(a–d) Various methods used to demonstrate facial changes using lateral cephalometrics. (a) Facial angles. These are just a few of the angles which describe changes in the skeletal profile. There are many more angles and linear measurements which can be used to relate the maxilla to the mandible and both jaws to the cranial base. (b) Facial polygon. This is a graphic method used to describe the boundaries of the skeletal face. (Pogonion constructed, Po’, is the same point as gnathion.) Facial growth changes can be shown by superimposing each succeeding polygon on the anterior cranial base (SN) and registering on sella turcica (S). (c) Projecting facial landmarks to a constructed Frankfort horizontal line which is arbitrarily drawn 6° off the SN line. This angle can vary with steepness of the anterior cranial base. This graphic method will show the relative contribution of various structures within the maxilla and the mandible to the profile. (d) Basion horizontal created facial polygon (Coben 1986). This method of superimposing tracings graphically reflects his overall concept of fixed growth. A plane at the level of the anterior border of foramen magnum (basion) parallel to Frankfort horizontal where Basion is the point of reference for the analyses of craniofacial growth
(a) Case CP #127 (CPCLP). Superimposed facial polygons from 1 month, 18 days of age to 7 years, 8 months, and 12 days of age. A result of the mandible’s downward growth increments exceeding its horizontal growth increments, this is an example of “poor” facial growth in that the profile fails to flatten as the mandible remains retrognathic. Note that in this and the following illustration, the forward projection of the premaxilla does not increase after 1 year, 2 months, and 22 days (b) Case CP #127. Projecting facial landmarks to a constructed Frankfort horizontal 6° off the SN line. Although each of the skeletal structures except for the mandible has increased in size, the relative position of midfacial structures to the anterior cranial base has remained relatively stable (c) Case CP #127. Basion horizontal coordinate computer craniofacial serial tracings at ages 8, 13, and 18 years. Tracings are registered at Basion and oriented in Frankfort horizontal. Serial tracings maintain a constant S-N/FH relationship. S-N and FH planes are parallel. Tracings depict Coben’s growth philosophy, which states that craniofacial growth is reflected away from the foramen magnum (basion) and the vertebral column (Reprinted from Coben (1986))
The use of “landmark,” or baseline, images associated with the basicranium to show the composite results of facial growth can provide meaningful information because it is the enlargement of the face relative to the cranial base that is being evaluated. In the child, further growth changes in the anterior part of the cranial base slow considerably at about 5–6 years of age, whereas facial growth continues actively through adolescence or beyond. Comparing the relative growth between these two regions, rather than simply focusing on a single fixed point, provides clinically useful information when cephalometrically evaluated.

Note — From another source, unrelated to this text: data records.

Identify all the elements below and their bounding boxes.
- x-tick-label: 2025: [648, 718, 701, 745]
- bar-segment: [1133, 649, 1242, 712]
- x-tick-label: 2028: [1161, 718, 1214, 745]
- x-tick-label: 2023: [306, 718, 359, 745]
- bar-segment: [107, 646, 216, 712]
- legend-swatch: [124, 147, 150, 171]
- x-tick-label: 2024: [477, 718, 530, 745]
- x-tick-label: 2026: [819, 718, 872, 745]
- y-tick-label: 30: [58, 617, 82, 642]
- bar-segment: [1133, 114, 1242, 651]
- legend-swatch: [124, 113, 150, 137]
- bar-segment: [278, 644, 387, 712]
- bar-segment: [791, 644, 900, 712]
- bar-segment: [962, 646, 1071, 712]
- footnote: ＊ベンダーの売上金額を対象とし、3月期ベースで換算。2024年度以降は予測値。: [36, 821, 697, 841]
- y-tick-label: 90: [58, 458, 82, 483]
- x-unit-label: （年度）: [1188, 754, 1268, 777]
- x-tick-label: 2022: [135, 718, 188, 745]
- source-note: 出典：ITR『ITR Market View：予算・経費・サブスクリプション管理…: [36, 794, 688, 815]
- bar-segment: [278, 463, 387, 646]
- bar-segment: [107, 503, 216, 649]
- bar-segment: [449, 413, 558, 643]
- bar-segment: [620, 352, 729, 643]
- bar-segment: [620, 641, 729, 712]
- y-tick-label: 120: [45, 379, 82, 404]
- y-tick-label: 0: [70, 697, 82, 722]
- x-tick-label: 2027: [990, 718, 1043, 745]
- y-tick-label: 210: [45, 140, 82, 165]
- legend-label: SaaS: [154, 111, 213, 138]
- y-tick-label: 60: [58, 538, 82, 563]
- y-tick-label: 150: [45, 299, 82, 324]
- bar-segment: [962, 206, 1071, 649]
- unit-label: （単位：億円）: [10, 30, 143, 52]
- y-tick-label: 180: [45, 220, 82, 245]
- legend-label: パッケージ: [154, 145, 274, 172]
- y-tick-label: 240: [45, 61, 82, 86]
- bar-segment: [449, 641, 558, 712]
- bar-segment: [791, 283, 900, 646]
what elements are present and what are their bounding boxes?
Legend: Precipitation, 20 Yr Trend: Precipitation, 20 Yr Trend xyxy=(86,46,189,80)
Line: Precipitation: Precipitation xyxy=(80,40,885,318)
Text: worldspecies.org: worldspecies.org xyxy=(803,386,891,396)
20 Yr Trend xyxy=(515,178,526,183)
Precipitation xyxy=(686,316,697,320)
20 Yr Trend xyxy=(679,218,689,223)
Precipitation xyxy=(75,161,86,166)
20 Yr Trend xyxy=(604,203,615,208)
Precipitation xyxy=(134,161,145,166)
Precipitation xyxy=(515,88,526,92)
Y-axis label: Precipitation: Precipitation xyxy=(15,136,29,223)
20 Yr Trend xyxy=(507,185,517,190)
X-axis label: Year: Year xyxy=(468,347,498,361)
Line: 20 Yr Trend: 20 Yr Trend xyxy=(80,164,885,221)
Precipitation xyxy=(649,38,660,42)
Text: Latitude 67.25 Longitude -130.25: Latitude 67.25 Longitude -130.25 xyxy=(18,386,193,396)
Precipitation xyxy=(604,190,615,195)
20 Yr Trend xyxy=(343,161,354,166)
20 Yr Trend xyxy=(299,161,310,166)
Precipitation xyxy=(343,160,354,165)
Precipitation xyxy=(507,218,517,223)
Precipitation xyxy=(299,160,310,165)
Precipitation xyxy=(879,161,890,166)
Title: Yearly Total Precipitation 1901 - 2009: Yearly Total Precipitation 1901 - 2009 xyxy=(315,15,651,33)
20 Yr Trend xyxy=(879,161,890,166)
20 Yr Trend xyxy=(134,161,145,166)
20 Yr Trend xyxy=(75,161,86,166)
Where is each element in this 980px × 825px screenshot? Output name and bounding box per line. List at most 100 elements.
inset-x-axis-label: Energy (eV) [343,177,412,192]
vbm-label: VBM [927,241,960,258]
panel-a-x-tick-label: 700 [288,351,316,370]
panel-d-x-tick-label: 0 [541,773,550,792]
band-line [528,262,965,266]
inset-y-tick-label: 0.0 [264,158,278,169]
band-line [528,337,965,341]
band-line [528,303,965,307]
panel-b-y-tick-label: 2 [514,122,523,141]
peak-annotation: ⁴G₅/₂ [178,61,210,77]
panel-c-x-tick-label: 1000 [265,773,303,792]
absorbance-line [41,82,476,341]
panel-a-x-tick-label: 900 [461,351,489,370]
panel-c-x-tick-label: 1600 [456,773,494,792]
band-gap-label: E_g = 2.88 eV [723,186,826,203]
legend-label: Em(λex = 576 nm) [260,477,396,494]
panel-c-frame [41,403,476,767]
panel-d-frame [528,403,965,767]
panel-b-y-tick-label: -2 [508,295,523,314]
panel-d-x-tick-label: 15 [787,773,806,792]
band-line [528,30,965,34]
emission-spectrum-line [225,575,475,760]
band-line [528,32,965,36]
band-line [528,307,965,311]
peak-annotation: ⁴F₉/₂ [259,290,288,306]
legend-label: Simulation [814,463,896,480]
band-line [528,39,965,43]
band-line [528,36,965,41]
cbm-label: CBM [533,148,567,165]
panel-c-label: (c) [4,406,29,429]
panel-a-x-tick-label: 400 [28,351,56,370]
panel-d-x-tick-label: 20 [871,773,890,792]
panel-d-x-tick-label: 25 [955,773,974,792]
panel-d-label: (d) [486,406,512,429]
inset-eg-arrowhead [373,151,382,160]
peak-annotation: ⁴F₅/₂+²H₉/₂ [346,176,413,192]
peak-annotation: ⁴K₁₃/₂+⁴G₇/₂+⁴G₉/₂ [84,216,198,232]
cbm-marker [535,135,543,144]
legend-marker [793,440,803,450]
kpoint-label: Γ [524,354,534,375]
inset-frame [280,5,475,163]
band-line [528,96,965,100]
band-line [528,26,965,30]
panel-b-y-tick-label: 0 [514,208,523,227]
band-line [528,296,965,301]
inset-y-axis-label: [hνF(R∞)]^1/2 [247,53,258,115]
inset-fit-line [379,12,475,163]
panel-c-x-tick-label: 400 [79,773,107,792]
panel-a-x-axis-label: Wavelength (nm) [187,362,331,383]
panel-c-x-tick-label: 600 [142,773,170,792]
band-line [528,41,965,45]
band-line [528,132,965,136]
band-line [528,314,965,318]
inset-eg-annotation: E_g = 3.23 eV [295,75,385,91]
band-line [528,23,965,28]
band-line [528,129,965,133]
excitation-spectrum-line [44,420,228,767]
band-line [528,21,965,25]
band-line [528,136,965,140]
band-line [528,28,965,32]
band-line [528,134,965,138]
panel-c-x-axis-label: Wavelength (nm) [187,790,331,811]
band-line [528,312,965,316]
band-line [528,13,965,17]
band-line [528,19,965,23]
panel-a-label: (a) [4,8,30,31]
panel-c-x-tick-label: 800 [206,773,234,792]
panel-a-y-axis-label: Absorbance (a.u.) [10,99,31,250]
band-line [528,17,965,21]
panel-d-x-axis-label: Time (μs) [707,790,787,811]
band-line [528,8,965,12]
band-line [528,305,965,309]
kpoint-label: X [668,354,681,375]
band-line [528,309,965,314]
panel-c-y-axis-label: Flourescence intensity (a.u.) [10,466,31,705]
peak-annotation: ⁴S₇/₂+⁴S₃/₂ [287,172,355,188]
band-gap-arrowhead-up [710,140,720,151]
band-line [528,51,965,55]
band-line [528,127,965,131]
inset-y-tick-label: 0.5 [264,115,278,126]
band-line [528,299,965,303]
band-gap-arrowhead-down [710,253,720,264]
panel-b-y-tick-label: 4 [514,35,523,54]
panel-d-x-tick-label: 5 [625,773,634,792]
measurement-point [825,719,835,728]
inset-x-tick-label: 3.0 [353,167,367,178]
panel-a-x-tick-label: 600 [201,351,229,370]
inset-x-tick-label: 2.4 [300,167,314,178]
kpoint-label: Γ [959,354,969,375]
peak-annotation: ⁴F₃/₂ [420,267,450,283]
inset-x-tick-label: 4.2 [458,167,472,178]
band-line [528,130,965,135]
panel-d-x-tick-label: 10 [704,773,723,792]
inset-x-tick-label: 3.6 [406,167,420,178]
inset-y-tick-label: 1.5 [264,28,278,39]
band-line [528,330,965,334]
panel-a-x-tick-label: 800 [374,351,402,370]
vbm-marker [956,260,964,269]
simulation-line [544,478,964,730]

2.2 The Beginning of Longitudinal Cleft: Palate Research Studies
Two major research problems were common in cleft palate surgical studies prior to the 1950s. Pruzansky (1953, 1955) commented on the surgeon’s tendency to group all types of clefts together in research and clinical treatment. He also stated that surgeons were limited in their study of pathologic anatomy of clefts due to the unavailability of serial dental casts, cephaloradiographs, and photographic records.
The need for clinical records was apparent to many researchers, and within a decade, many retrospective clinical data sets were developed. These data sets spawned many investigators to determine the long-term influences of surgical and neonatal maxillary orthopedic procedures on palatal and facial growth and development. As a result of these early studies, useful diagnostic and prognostic information was obtained that provided a rationale for the management of individual cleft cases. These clinical records offered an accurate means for measuring and recording individual variation and for plotting the progress of each case in terms of growth and response to various treatments. As a result of these findings, the quality of care improved, resulting in more aesthetic and functional outcomes. Proper documentation, using objective records and individual treatment outcomes, has extended to many more modifications where it is possible to perform multicenter retrospective studies.
2.3.1 Retrospective Studies
In a retrospective study, the nature of the study group must be delineated precisely. Definite criteria should be established so that there is no ambiguity about types of cases and stages of growth development to be included in, or excluded from, the study. The choice of the case and control groups should be guided by concerns of validity. The advantages of retrospective studies are that they can be conducted relatively rapidly because the records of patients whose treatment is already complete can be used. The investigator is protected against the circumstance of “subject dropout” during the course of treatment, and they are relatively economical.
2.3.2 Prospective Studies
The advantages and disadvantages of prospective studies are in essence the inverse of those of retrospective studies. Provided that ethically and logistically satisfactory plans for random assignment to treatment can be developed, prospective trials afford an opportunity to control selection bias and to define and control the records acquisition process.
The main disadvantages of prospective trials are that they are expensive and a great deal of time must inevitably elapse between project initiation and the point at which data on most of the main outcome variables become available for analysis.